Second, don’t commit to finishing a novel unless you love it. You have to love your characters and your story enough to keep writing, enough to read and revise many times. If you don't love it, it will be hard to get anyone else to.
15. What is your favorite book? favorite author? Do you have an author that inspired/inspires you to write?
One book I’ve read over and over again and still love is Rebel of the Sands by Alwyn Hamilton. Some of my favorite authors (all of whom inspire me) are Juliet Marillier, Jaqueline Carey, Karen Marie Moning, Sabaa Tahir, and Marie Rutkoski.
16. Do you have any go to people when writing a book that help you with your story lines as well as editing, beta reading and such?
I’m lucky that my husband (Brock Adams) is also an author, so I always have someone to brainstorm ideas with, someone to catch my comma splices and plot holes.
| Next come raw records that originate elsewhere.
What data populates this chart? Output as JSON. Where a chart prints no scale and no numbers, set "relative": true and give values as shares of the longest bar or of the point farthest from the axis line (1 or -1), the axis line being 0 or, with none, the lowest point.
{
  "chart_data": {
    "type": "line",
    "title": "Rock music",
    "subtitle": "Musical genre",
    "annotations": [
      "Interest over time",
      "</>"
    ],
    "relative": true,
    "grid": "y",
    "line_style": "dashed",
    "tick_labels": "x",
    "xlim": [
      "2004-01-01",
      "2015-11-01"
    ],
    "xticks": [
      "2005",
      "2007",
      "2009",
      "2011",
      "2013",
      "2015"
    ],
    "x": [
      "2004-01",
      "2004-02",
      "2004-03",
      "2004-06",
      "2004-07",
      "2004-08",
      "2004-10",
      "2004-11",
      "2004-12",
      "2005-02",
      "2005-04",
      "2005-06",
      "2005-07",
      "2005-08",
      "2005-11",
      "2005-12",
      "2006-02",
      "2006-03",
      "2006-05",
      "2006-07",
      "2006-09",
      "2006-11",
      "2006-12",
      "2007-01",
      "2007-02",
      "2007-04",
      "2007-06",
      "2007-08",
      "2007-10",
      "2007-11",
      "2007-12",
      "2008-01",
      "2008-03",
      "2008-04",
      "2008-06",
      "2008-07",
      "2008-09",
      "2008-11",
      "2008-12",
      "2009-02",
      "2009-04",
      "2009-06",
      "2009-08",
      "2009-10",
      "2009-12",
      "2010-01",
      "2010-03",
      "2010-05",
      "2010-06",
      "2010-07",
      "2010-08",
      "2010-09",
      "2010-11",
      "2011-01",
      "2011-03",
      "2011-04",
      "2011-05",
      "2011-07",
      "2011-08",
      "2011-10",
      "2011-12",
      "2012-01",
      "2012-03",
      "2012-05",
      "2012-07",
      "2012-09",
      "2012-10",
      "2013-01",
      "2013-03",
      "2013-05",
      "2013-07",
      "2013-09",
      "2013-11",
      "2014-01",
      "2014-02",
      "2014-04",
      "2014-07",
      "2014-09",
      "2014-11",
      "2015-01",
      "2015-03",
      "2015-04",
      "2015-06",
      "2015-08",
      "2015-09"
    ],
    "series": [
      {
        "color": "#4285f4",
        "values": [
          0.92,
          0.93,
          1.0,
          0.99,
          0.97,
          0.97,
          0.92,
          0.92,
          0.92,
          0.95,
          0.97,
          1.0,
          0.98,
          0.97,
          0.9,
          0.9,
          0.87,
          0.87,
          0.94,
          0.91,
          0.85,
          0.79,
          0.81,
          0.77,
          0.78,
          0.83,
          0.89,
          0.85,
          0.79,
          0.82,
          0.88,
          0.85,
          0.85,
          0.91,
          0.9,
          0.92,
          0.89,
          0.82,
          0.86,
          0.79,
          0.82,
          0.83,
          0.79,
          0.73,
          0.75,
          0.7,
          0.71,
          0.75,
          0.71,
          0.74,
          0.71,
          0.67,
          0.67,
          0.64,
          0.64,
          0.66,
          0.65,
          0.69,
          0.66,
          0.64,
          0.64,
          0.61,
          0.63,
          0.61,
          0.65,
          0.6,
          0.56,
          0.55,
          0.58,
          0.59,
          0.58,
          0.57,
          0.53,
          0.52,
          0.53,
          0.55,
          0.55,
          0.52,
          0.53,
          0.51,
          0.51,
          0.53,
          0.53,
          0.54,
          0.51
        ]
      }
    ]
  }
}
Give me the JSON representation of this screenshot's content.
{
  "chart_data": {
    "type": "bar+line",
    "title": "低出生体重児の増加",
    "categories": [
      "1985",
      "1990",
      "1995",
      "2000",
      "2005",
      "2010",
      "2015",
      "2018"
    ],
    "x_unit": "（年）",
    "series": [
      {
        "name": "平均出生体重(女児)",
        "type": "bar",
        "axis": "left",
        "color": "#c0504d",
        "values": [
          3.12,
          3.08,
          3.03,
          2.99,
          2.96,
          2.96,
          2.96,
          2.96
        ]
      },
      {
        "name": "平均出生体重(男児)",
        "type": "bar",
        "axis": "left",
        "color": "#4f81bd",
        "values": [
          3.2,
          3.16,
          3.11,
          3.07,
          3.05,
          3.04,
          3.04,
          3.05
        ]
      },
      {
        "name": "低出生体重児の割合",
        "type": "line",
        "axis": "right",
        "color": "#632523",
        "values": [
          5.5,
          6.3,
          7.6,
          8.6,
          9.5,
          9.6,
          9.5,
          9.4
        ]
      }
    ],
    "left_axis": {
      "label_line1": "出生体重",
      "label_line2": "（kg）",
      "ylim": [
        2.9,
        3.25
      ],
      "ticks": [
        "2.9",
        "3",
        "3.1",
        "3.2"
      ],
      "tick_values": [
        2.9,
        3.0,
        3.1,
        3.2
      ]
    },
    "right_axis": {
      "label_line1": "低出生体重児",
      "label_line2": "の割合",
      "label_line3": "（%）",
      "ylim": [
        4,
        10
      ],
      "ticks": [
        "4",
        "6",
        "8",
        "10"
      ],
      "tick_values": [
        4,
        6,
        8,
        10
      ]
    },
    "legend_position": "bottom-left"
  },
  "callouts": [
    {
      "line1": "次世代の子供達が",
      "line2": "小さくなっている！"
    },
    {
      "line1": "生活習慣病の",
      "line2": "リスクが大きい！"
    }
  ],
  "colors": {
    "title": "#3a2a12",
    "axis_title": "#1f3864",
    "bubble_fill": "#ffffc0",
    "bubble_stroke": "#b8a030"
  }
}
Whenever I finish a draft, he’s the first person I hand it to, and the first person who lets me know if it’s any good or not.
17. Are you working on anything now?
Right now, I'm focused on the Frozen Sun Saga, revising and editing the second and third books. But I do have a draft of a Hindu-inspired young adult fantasy I’m really excited about, and this will hopefully be the next series I get to work on.
18. Tell us 5 things that make you smile
A good book.
A good cup of coffee.
Free time to write for as long as I want.
Looking at pictures of places I’ve traveled to.
Thinking about the next book I want to write.
19. Tell us 5 things that make you sad
Trying to read a book that I’m not really into.
Being so busy I don’t have time to write.
Going too long without traveling anywhere.
Watching/reading the news—I know I need to stay informed, but it’s just depressing.
20. If you could travel anywhere in the world to visit a place so you could use it as a background for a book, where would it be?
I would love to go to Nepal. There’s so much history and mysticism surrounding the Himalayas, and I’d like to hike to Mount Everest’s base camp and use it as the setting for a story.
Jill Criswell is a writer of Young Adult Historical Fantasy. She was born and raised in the swamps of northeastern Florida. She earned degrees in English and Psychology and an MFA in Creative Writing from the University of Central Florida. Her greatest passion, besides reading and writing, is traveling the world; she's visited fifty countries across six continents, falling in love with places like Iceland, Namibia, and Cambodia. She works as a university English teacher and lives in South Carolina, near the foothills of the Blue Ridge Mountains, with her husband and daughter (who is named after a volcano in Iceland).